Il fait la guerre. Au début c’était pour rire, maintenant c’est pour tuer. Je sais ce que cela veut dire : « tuer » On arrive sur un terrain plein d’embûches, avec des palmiers, du soleil, et la mer qu’on voit au loin. Puis, tout à coup, une rafale. Qui tue. Pour toujours. Et je hurle comme cela, la nuit:
— Freddy !
Je n’aime pas les fusils. Plusieurs copains ont des carabines et tuent les moineaux. À cause de ces massacres, je me battrais avec eux. Ils me disent souvent que je suis anormal. Défendre les moineaux, voyons ! Et la virilité... Nos ancêtres n’en faisaient-ils pas autant ? Du reste, «  la femme aime le guerrier » dit mon professeur de philosophie ; c'est-à-dire celui qui est capable de toutes les ignominies.
Je ne parviens pas à dormir. Je repense à Solange. Je sens encore son parfum. J’entends sa respiration saccadée quand elle m’a embrassé. Et je songe à autre chose encore… Que voulez-vous, je suis comme ça, il faut toujours que je pense. Une obsession ! Je me vois déjà la retrouver samedi soir. Comme toutes les fois que j’ai un amour, je me dis que c’est le bon, qu'il finira par un mariage. Alors une pensée vient me torturer : vais-je oser présenter Solange à ma mère ? Ma pauvre mère avec sa figure de travers. Si Solange, après, ne m’aimait plus ! On ne sait jamais avec les filles.
Je me revois, allongé sur le sol, et Solange qui me regarde. Un sentiment d’inquiétude m’envahit soudain. Mon front... mon front trop grand, l’a-t-elle remarqué ? J’essaie d’imaginer... Lorsqu’on s’est embrassé sur la bouche, s’est-elle rendu compte que j’avais la tête pointue ?
Et mon nez ? Ah ! Il y a encore ce nez...
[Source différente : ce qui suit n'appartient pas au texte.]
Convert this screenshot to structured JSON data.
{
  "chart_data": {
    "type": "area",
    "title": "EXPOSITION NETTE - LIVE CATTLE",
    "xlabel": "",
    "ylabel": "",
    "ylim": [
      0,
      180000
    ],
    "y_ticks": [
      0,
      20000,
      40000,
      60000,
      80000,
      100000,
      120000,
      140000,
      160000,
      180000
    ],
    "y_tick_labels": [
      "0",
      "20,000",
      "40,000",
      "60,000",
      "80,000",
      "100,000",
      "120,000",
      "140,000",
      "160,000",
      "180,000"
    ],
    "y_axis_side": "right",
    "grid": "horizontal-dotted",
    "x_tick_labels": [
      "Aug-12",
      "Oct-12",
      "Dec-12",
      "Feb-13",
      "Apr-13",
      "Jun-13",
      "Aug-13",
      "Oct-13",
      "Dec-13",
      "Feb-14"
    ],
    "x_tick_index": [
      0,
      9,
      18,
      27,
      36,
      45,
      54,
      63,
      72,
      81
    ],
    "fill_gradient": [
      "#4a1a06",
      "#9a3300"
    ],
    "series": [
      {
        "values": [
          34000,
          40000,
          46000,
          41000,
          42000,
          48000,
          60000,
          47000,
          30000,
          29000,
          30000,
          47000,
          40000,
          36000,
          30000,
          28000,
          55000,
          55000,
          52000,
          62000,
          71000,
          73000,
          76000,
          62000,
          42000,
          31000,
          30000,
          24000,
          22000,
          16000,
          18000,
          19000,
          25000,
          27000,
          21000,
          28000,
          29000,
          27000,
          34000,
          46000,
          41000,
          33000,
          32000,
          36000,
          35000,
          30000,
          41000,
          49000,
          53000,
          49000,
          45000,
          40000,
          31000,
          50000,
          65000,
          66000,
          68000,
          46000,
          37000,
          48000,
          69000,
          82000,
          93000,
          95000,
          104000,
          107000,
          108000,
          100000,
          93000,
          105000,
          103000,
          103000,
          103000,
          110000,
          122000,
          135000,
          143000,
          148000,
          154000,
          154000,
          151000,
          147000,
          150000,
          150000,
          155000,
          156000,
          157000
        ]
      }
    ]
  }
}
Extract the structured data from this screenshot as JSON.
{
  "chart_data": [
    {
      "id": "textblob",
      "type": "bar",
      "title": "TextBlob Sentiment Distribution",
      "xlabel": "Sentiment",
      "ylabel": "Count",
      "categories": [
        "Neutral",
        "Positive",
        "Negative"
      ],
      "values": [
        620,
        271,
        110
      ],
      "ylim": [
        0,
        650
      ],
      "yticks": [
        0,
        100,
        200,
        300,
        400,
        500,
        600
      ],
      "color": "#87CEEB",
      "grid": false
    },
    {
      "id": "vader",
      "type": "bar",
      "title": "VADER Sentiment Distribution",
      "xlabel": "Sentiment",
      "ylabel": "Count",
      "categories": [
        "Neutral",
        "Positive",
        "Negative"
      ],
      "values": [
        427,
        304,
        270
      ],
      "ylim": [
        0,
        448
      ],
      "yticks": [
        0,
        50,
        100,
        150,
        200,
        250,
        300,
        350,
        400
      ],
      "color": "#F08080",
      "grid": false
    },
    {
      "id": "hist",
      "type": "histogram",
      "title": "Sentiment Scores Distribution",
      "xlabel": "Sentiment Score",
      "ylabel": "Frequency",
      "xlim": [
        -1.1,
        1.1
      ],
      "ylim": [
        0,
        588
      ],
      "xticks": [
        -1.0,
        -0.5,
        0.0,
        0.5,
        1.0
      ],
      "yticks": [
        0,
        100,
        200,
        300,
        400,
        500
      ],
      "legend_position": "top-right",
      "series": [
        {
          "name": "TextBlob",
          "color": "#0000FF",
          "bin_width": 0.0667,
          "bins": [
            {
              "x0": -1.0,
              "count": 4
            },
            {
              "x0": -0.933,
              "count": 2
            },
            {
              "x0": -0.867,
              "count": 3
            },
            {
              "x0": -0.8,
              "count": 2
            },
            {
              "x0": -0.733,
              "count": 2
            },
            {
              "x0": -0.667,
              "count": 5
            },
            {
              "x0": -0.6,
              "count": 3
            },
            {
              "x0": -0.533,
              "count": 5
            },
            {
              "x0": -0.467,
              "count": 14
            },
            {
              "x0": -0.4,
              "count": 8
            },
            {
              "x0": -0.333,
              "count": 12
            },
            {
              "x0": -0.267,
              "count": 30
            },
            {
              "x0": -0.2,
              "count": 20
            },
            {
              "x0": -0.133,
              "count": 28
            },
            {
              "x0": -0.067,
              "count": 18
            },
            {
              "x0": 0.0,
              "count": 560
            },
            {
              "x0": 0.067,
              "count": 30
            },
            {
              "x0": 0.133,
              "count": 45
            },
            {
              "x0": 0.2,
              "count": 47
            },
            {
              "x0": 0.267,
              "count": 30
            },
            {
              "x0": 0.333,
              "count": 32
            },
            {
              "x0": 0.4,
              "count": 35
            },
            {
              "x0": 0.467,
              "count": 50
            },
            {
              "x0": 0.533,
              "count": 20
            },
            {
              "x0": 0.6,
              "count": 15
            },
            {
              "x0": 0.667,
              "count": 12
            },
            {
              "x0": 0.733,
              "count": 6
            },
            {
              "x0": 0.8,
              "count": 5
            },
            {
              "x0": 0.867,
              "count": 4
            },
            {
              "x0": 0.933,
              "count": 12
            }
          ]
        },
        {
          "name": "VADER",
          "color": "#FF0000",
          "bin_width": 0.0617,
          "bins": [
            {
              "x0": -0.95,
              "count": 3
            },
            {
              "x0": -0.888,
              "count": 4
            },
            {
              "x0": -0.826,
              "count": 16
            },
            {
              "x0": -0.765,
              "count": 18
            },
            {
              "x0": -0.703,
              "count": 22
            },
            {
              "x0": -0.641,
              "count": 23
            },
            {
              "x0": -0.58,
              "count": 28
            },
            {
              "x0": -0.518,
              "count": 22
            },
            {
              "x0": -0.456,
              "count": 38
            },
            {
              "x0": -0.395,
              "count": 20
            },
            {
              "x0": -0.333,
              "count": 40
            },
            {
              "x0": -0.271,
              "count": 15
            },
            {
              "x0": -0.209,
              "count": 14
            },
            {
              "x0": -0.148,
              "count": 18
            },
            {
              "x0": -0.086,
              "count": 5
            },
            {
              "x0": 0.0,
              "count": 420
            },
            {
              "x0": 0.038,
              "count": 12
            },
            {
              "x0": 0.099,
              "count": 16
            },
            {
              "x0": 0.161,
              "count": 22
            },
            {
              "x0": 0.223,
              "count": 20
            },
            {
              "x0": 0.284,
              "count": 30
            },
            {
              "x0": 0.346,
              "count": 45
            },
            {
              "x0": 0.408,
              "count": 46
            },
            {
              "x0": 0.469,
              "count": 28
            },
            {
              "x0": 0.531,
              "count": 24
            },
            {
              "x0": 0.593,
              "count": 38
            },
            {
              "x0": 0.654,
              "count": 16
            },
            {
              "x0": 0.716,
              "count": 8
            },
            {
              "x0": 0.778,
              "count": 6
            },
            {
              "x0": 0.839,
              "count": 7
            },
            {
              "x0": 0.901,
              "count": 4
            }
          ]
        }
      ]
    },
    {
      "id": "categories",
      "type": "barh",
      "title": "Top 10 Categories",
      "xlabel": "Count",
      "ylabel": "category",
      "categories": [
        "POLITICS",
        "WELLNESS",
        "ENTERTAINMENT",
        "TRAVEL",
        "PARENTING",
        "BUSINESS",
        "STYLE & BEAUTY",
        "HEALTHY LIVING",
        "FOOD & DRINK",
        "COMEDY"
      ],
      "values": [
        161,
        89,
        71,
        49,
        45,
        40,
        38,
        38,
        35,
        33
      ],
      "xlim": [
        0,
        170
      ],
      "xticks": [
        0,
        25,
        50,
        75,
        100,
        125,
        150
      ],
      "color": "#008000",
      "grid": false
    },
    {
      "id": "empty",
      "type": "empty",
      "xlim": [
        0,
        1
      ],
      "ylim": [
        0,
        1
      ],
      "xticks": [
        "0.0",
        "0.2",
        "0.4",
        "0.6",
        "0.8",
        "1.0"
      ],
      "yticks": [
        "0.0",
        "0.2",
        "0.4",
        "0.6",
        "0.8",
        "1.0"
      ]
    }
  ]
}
Et je pleure sur mon lit car j’ai peur de la perdre. Entre deux sanglots je soupire :
— Solange, aies pitié de moi !
Solange. Mon petit amour d'immature.

LE BAL
    Le samedi, comme grand-mère Vanot a bien voulu laisser sortir sa petite fille, j’ai revu Solange pour le bal des parents d’élèves du lycée.
Elle est montée près de moi, sur le cadre du « clou Vautrin ». Mais comme je peinais lamentablement, c’est Robert qui l’a prise à son tour. J’étais un peu jaloux, j’avais peur qu’il me la « chauffe ». En principe, il a d’autres chats à fouetter, mais sait-on jamais avec lui.